Indexing Pandas data frames: integer rows, named columns

Question

Say df is a pandas dataframe.

df.loc[] only accepts names
df.iloc[] only accepts integers (actual placements)
df.ix[] accepts both names and integers:

When referencing rows, df.ix[row_idx, ] only wants to be given names. e.g.

df = pd.DataFrame({'a' : ['one', 'two', 'three','four', 'five', 'six'],
                   '1' : np.arange(6)})
df = df.ix[2:6]
print(df)

   1      a
2  2  three
3  3   four
4  4   five
5  5    six

df.ix[0, 'a']

throws an error, it doesn't give return 'two'.

When referencing columns, iloc is prefers integers, not names. e.g.

df.ix[2, 1]

returns 'three', not 2. (Although df.idx[2, '1'] does return 2).

Oddly, I'd like the exact opposite functionality. Usually my column names are very meaningful, so in my code I reference them directly. But due to a lot of observation cleaning, the row names in my pandas data frames don't usually correspond to range(len(df)).

I realize I can use:

df.iloc[0].loc['a'] # returns three

But it seems ugly! Does anyone know of a better way to do this, so that the code would look like this?

df.foo[0, 'a'] # returns three

In fact, is it possible to add on my own new method to pandas.core.frame.DataFrames, so e.g. df.idx(rows, cols) is in fact df.iloc[rows].loc[cols]?

See also [GH 9213](https://github.com/pydata/pandas/issues/9213#issuecomment-72076683), which suggests `df.loc[df.index[0], 'a']`. This has the [advantage of not using chained indexing](http://pandas.pydata.org/pandas-docs/stable/indexing.html#why-does-the-assignment-when-using-chained-indexing-fail), which means it will work when making assignments, whereas `df[['a','b']].iloc[0] = val` would not. — unutbu, Feb 27 '15 at 22:46
doesn't really solve your problem but very good answer here: https://stackoverflow.com/questions/31593201/pandas-iloc-vs-ix-vs-loc-explanation — JohnE, Aug 15 '17 at 14:19
Or the other way around, too: df.iloc[0, df.columns.get_loc("a")] — Landmaster, Aug 18 '17 at 00:43

score 63 · Answer 1 · answered Aug 18 '17 at 00:02

63

It's a late answer, but @unutbu's comment is still valid and a great solution to this problem.
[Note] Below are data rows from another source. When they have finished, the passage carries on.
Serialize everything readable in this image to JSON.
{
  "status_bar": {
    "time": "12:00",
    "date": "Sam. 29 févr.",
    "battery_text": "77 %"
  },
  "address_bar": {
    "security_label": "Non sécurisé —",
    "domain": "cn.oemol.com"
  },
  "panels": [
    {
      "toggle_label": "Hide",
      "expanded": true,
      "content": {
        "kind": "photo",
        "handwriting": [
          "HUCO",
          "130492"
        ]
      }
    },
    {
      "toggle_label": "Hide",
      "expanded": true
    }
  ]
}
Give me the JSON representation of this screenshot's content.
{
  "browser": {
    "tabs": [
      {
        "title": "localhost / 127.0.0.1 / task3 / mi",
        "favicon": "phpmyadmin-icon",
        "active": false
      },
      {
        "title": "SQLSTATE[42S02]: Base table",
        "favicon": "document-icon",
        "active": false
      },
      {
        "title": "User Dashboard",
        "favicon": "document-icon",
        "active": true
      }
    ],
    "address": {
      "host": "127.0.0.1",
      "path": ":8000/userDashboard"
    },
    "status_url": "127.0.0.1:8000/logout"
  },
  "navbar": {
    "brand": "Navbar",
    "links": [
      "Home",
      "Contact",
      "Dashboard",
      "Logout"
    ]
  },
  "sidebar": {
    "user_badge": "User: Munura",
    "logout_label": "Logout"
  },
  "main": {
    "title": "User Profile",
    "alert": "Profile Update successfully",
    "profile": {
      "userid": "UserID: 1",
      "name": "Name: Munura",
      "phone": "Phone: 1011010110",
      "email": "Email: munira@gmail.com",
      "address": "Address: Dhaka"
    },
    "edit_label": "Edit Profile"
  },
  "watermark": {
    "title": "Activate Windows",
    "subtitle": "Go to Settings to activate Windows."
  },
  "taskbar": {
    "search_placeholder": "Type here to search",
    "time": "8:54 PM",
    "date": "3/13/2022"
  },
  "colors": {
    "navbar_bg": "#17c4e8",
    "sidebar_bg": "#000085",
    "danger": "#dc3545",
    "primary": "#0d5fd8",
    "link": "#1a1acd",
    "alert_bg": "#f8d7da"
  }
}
To index a DataFrame with integer rows and named columns (labeled columns):

df.loc[df.index[#], 'NAME'] where # is a valid integer index and NAME is the name of the column.

answered Aug 18 '17 at 00:02

brunston

1,027
8
15

1

Seems very slow on long dataframes. – ConanG Nov 08 '17 at 17:06
But it works splendidly. I stumbled on this yesterday and it is the exact syntax I needed to update a copy of a dataframe, linking back to the original by the index and by column name. – horcle_buzz Apr 01 '18 at 15:35
4

Your method requires values in index are unique. Otherwise it will return a Series with all match index "#" – Yingbo Miao Apr 03 '19 at 13:30

Ben · Answer 2 · 2022-03-16T15:00:40.943

The existing answers seem short-sighted to me.

Problematic Solutions

df.loc[df.index[0], 'a']
The strategy here is to get the row label of the 0th row and then use .loc as normal. I see two issues.
1. If df has repeated row labels, df.loc[df.index[0], 'a'] could return multiple rows.
2. .loc is slower than .iloc so you're sacrificing speed here.
df.reset_index(drop=True).loc[0, 'a']
The strategy here is to reset the index so the row labels become 0, 1, 2, ... thus .loc[0] gives the same result as .iloc[0]. Still, the problem here is runtime, as .loc is slower than .iloc and you'll incur a cost for resetting the index.

Better Solution

I suggest following @Landmaster's comment:

df.iloc[0, df.columns.get_loc("a")]

Essentially, this is the same as df.iloc[0, 0] except we get the column index dynamically using df.columns.get_loc("a").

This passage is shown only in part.